Posted by Steve under Action Adventure movies , Reviews[6] Comments
MOVING VIOLATION. 20th Century Fox, 1976. Stephen McHattie, Kay Lenz, Eddie Albert, Lonny Chapman, Will Geer, Dick Miller. Director: Charles S. Dubin.
If you’re looking for the type of movie that they simply don’t make anymore, look no further than Moving Violation, a car chase exploitation filmed produced by Roger and Julie Corman. Directed by Charles S. Dubin, who is mainly known for his work in television, the alternatingly thrilling, humorous, and sad film doesn’t have the most complex of plots. But it makes up for it in (no spoilers here) some great car chase sequences.
The story follows Detroit autoworker-turned-drifter Eddie Moore (Stephen McHattie) and small town girl Cam Johnson (Kay Lenz) as they attempt to flee a corrupt lawman, one Sheriff Leroy Rankin (Lonny Chapman), who’s hot on their trail. It’s the couple on the run trope that we’re all familiar with.
That Moore is an autoworker is no minor plot point. Rather, it’s instrumental to the pro-labor, anti-authority theme that permeates the film. It’s even reflected in the movie’s theme song, a rather catchy track by Phil Everly which can be heard here:
Moore, the guitar-playing outlaw is the film’s anti-hero. The cops and the local oil magnate are, to varying degrees, the movie’s antagonists. It’s as if the movie is one giant middle finger to authority. Not the most profound of messages and one that may not have all that much depth, but it’s one that certainly was deliberately constructed and designed to appeal to a working class white audience in the mid-1970s.
July 21st, 2015 at 7:27 pm
Some of Charles S. Dubin’s work on series like THE VIRGINIAN and the educational math series MATHNET is really appealing.
It’s good to learn about another work of his here.
Thank you!
July 21st, 2015 at 10:05 pm
Car chase movies generally don’t work for me. I keep wondering what they must ride like after the first jump takes out the suspension. I know they have plots and some are very good, but it is a genre I tend to avoid with exceptions like THELMA AND LOUISE, FEAR IS THE KEY,MIDNIGHT RUN, and PLANES TRAINS AND AUTIMOBILES.
July 21st, 2015 at 10:35 pm
I got turned off car chase movies of this era with the Smokey and the Bandit ones, but the trailer seems to suggest that there might be something more to this one. Besides, I can watch Kay Lenz in almost anything.
Stephen McHattie was a new name to me, but a look on IMDb shows almost 200 credits in both TV and the movies. I wonder if he might be most well-known for doing four episodes of SEINFELD as Elaine’s psychiatrist in Season Four.
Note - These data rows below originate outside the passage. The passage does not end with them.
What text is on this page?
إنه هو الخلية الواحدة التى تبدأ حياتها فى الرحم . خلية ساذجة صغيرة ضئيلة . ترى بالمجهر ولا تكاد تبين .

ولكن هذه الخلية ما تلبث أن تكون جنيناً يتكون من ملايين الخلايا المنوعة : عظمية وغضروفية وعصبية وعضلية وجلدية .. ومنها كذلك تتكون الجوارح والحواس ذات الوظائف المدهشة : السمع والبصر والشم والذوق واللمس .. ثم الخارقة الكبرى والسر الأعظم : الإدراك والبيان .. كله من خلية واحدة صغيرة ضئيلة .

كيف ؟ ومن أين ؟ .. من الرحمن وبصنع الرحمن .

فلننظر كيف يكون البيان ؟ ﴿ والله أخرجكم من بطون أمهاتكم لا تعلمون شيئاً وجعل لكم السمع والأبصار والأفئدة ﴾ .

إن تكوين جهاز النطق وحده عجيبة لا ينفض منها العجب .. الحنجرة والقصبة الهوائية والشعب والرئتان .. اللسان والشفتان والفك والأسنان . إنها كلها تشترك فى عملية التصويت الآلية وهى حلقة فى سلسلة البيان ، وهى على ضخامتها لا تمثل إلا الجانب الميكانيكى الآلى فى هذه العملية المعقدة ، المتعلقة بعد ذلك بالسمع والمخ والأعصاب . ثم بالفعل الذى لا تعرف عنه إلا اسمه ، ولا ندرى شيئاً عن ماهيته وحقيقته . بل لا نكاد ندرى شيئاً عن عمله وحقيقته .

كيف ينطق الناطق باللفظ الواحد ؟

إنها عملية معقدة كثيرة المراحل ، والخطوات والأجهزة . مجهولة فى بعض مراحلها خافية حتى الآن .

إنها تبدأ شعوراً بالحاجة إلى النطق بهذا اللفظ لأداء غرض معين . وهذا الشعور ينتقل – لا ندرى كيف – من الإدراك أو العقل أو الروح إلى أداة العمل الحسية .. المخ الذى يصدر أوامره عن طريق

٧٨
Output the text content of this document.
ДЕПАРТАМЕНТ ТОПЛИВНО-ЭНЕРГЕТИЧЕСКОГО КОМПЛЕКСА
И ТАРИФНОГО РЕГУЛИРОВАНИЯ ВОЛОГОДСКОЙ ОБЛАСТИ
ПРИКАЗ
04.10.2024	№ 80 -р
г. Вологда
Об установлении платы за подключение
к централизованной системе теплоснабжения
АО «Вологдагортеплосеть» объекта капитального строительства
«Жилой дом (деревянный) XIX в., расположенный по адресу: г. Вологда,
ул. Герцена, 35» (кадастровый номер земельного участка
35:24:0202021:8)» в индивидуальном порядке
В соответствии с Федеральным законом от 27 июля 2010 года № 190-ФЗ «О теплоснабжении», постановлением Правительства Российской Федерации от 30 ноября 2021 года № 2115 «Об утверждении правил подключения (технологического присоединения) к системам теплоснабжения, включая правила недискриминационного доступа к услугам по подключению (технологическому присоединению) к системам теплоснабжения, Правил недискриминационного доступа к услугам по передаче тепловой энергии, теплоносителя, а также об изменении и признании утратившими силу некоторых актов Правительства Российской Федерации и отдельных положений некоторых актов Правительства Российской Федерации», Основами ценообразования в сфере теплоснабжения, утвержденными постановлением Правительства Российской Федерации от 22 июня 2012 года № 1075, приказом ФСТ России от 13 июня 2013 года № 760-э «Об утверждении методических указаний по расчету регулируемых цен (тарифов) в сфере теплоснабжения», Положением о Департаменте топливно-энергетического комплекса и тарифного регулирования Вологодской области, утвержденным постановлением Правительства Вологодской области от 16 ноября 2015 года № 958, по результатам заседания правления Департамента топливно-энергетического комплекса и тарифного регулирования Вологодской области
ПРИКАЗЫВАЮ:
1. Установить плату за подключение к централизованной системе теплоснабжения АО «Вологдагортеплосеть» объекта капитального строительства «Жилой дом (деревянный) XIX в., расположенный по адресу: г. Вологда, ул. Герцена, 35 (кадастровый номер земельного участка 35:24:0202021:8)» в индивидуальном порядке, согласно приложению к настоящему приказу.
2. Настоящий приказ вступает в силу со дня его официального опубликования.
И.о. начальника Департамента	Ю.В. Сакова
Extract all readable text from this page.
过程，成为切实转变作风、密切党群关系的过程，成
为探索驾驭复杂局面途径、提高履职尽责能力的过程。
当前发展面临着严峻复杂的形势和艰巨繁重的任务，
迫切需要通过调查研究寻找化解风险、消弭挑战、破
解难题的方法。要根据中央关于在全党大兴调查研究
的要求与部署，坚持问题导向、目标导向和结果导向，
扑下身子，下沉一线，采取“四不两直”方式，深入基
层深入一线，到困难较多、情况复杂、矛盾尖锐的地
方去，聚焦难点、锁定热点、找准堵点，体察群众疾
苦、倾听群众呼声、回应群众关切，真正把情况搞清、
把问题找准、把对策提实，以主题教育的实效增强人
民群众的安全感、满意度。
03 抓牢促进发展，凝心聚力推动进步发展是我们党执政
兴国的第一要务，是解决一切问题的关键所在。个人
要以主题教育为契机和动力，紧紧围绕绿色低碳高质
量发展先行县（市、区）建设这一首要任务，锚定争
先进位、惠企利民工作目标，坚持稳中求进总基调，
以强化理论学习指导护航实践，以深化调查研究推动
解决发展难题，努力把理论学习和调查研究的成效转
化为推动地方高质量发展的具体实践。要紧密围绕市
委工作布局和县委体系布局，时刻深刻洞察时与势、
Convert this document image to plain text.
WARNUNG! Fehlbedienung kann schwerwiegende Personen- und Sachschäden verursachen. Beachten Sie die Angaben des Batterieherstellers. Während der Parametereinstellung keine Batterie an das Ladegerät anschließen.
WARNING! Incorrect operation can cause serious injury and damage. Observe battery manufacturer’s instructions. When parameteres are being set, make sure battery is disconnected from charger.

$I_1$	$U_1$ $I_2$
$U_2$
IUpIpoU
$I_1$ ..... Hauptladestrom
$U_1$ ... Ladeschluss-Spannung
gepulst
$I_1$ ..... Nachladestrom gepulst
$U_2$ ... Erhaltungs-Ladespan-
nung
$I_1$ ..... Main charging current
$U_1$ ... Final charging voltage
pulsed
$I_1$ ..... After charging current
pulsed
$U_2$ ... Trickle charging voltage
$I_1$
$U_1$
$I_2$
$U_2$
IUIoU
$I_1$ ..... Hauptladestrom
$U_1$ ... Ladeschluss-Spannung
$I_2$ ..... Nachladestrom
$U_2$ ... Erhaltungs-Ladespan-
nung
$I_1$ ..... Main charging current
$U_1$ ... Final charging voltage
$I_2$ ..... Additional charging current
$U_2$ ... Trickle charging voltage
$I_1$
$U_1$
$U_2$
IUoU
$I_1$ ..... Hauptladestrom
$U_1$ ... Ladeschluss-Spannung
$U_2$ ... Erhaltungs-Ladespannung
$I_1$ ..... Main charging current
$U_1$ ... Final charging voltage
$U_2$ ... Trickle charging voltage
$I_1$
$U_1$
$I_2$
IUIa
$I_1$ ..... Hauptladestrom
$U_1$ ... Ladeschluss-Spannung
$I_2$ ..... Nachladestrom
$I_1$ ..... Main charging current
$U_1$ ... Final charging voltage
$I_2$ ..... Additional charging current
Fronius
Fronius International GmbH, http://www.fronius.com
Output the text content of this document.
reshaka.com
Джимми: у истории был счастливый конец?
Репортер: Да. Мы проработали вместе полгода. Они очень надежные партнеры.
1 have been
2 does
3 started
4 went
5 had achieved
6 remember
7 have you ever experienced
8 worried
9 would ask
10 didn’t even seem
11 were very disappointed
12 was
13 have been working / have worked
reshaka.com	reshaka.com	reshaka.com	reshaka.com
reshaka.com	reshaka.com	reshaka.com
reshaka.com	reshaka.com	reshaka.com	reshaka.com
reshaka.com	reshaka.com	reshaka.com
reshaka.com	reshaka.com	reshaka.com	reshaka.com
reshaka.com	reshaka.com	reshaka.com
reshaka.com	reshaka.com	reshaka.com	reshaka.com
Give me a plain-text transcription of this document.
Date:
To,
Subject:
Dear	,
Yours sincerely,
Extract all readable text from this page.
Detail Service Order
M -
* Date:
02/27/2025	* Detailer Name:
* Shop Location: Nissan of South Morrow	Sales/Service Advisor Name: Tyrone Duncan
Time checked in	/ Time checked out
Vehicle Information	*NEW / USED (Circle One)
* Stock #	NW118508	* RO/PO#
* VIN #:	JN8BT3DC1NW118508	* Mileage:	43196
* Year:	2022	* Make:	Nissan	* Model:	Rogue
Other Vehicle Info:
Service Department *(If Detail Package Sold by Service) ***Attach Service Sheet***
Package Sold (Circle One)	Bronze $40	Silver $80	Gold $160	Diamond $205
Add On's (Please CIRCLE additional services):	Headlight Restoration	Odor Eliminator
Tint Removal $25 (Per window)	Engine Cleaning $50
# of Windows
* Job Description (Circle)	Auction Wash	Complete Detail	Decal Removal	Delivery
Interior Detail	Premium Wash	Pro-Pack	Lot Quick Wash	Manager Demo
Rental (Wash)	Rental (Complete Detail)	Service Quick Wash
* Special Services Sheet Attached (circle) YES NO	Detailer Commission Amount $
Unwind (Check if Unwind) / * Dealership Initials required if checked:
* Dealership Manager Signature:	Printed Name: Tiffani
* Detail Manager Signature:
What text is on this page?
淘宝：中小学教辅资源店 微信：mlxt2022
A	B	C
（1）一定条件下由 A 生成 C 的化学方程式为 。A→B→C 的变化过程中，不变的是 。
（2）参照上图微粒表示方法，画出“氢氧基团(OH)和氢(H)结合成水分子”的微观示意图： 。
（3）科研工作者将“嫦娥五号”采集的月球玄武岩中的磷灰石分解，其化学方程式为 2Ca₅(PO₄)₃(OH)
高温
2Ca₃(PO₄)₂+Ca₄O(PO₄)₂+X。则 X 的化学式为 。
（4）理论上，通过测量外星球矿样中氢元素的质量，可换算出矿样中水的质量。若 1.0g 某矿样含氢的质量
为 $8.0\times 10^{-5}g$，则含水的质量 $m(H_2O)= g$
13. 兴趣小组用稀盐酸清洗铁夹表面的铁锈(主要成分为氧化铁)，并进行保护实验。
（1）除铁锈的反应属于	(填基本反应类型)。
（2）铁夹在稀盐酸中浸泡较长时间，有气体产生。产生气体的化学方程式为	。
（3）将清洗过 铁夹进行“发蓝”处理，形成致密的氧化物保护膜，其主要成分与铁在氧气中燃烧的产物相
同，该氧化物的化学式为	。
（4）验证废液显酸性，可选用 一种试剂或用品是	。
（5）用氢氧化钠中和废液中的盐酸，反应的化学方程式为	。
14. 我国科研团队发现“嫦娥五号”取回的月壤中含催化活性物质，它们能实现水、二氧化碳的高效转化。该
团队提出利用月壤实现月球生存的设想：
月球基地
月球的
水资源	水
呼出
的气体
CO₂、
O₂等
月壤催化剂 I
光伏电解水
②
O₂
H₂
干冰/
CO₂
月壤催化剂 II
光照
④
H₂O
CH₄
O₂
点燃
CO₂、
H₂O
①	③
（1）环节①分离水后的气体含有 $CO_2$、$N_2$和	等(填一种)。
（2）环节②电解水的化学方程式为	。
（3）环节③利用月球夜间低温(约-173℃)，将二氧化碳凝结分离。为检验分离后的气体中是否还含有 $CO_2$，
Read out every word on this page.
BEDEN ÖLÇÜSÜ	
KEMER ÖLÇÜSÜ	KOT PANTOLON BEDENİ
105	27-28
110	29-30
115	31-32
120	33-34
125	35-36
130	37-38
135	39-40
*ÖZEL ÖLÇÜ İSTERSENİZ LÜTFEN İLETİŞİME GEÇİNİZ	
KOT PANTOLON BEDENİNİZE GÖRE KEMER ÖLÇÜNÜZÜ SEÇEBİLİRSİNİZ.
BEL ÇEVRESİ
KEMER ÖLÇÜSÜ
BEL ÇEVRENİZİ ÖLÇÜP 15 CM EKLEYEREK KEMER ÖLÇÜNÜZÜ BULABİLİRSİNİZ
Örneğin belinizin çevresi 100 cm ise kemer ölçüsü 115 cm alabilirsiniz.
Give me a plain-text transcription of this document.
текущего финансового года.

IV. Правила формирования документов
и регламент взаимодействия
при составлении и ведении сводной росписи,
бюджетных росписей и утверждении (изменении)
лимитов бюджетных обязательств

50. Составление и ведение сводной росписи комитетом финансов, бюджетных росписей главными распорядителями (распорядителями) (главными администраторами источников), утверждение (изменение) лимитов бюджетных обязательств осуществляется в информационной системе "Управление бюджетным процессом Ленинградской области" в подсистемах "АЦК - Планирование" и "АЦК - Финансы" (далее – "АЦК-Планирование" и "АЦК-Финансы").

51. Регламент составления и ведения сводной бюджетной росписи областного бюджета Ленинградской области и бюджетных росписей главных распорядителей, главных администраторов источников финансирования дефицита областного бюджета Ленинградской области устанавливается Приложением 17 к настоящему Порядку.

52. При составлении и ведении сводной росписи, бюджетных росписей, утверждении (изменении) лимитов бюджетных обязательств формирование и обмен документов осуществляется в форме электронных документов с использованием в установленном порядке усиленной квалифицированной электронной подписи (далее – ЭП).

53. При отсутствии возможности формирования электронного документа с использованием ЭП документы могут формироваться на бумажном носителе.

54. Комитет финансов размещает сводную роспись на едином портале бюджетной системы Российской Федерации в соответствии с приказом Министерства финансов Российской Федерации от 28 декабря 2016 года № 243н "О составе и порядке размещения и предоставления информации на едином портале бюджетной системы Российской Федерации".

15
But Jon asks a good question. If he were sitting and eating in a Veggie Grill in LA, would anyone recognize him?
July 22nd, 2015 at 7:09 am
Yes, I would. More recently he was “Jesse Stone”‘s buddy, Head of the Massachusetts State Police Homicide Division, in several of the Tom Selleck made-for-TV movies.
July 22nd, 2015 at 9:03 am
Yes, I saw that in his resume on IMDb. I bought a complete set of the JESSE STONE movies once when Barnes and Noble were having a sale, but I haven’t watched them yet. Maybe it has something to do with the fact that I haven’t read any of the Jesse Stone books yet.
July 23rd, 2015 at 6:45 am
Don’t let that stop you, Steve. I’ve seen all of the movies – some are better than others – and still haven’t read a single Jesse Stone book.